Kubalas dengan ingatan: di bawah pohon sawo itu
puisi pertamaku lahir. Di sana aku belajar menulis
hingga jauh malam sampai tertidur kedinginan,
lalu Ayah membopong tubuhku yang masih lugu
dan membaringkannya di ranjang Ibu.

c. Analisis Latar Waktu


Puisi “Pesan dari Ayah” ini menceritakan kehidupan yang sederhana dan
modern, hal ini dibuktikan dengan sudah hadirnya teknologi telepon genggam
yang diberikan sebagai hadiah. Selain latar zaman, latar waktu yang muncul juga
meliputi waktu masa lalu dan masa sekarang. Masa lalu menggambarkan tentang
ingatan anak terhadap kasih sayang ayahnya yang membopong tubuhnya ke
ranjang peristirahatan.
Kubalas dengan ingatan: di bawah pohon sawo itu
puisi pertamaku lahir.

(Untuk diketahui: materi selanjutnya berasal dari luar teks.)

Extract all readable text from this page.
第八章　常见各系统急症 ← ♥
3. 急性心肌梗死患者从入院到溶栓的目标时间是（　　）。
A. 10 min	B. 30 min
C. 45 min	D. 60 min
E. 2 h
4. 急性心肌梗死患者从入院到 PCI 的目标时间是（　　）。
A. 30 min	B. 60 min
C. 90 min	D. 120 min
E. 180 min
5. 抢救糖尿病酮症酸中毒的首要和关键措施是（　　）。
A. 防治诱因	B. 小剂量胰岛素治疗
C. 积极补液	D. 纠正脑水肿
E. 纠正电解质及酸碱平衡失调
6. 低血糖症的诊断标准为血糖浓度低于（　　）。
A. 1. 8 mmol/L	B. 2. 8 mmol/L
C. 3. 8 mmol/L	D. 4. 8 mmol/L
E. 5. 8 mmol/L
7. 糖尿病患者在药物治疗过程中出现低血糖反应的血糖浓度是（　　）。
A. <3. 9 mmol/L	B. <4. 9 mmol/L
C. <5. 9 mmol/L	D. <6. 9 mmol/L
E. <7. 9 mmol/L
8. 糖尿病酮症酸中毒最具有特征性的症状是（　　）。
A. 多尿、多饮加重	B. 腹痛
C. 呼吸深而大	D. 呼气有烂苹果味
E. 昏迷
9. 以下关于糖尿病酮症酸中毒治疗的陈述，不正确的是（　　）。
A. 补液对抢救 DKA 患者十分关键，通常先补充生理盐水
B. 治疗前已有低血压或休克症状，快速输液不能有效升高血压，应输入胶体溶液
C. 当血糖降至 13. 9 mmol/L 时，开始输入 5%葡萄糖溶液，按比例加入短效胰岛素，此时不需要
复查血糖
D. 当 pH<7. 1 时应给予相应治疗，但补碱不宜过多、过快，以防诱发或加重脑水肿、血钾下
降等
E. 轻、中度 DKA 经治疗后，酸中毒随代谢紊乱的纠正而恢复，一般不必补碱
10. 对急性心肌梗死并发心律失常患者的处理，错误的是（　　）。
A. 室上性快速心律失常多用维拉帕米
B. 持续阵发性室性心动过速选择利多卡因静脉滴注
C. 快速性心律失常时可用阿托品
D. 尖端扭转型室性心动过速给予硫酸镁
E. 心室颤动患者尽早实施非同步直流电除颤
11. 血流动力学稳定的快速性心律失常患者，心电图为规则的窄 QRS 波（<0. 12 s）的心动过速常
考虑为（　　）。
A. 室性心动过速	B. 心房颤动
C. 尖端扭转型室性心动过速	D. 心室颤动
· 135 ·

Di sana aku belajar menulis
hingga jauh malam sampai tertidur kedinginan,
lalu Ayah membopong tubuhku yang masih lugu
dan membaringkannya di ranjang Ibu.
Sedangkan masa sekarang ialah saat anaknya pergi merantau ke Jakarta
untuk meninggalkan orangtuanya demi kelangsungan hidupnya. Hal tersebut di
kutip sebagai berikut :
Ketika pamit hendak kembali ke Jakarta,
aku sempat mohon kepada Ayah dan Bunda
agar sering-sering telepon atau kirim pesan, sekadar
mengabarkan keadaan, supaya pikiranku tenang.

d. Analisis Latar Budaya


Terdapat beberapa analisis latar budaya yang terlihat dalam cerpen ini,
pertama kebiasaan seorang ayah dan ibu yang senang duduk di bawah pohon
mangga sebagai tempat peristirahatan dan meniup udara segar di malam hari. Hal
ini tergambar dalam peristiwa berikut.
“Lagi berduaan dengan ibumu di bawah pohon sawo
di belakang rumah. Bertiga dengan bulan.
Berempat dengan telepon genggam. Balas!”
Selain kebiasaan sang ayah dan ibu, yang perlu disoroti dalam kutipan tersebut
ialah budaya merantau sang anak yang pergi ke Jakarta untuk menyambung
hidupnya. Hal ini ditunjukkan sebagai berikut.
Ketika pamit hendak kembali ke Jakarta,
aku sempat mohon kepada Ayah dan Bunda
agar sering-sering telepon atau kirim pesan, sekadar
mengabarkan keadaan, supaya pikiranku tenang.

3. Analisis Pragmantik
a. Kehadiran Pencerita
Puisi “Pesan dari Ayah” menggunakan sudut pandang orang pertama,
kehadiran “aku” atau pencerita hadir sebagai tokoh utama pelaku sampingan. Hal
ini karena oposisi diceritakan tentang Aku, bukan perasaan tokoh aku, Laela.
Karena menggunakan sudut pandang orang pertama, maka cerpen ini
menghadirkan pencerita dalam, sebab “aku” terlibat dalam penceritaan (sebagai
tokoh). Untuk membuktikan hal ini, berikut kutipannya.
Ketika pamit hendak kembali ke Jakarta,
aku sempat mohon kepada Ayah dan Bunda
agar sering-sering telepon atau kirim pesan, sekadar
mengabarkan keadaan, supaya pikiranku tenang.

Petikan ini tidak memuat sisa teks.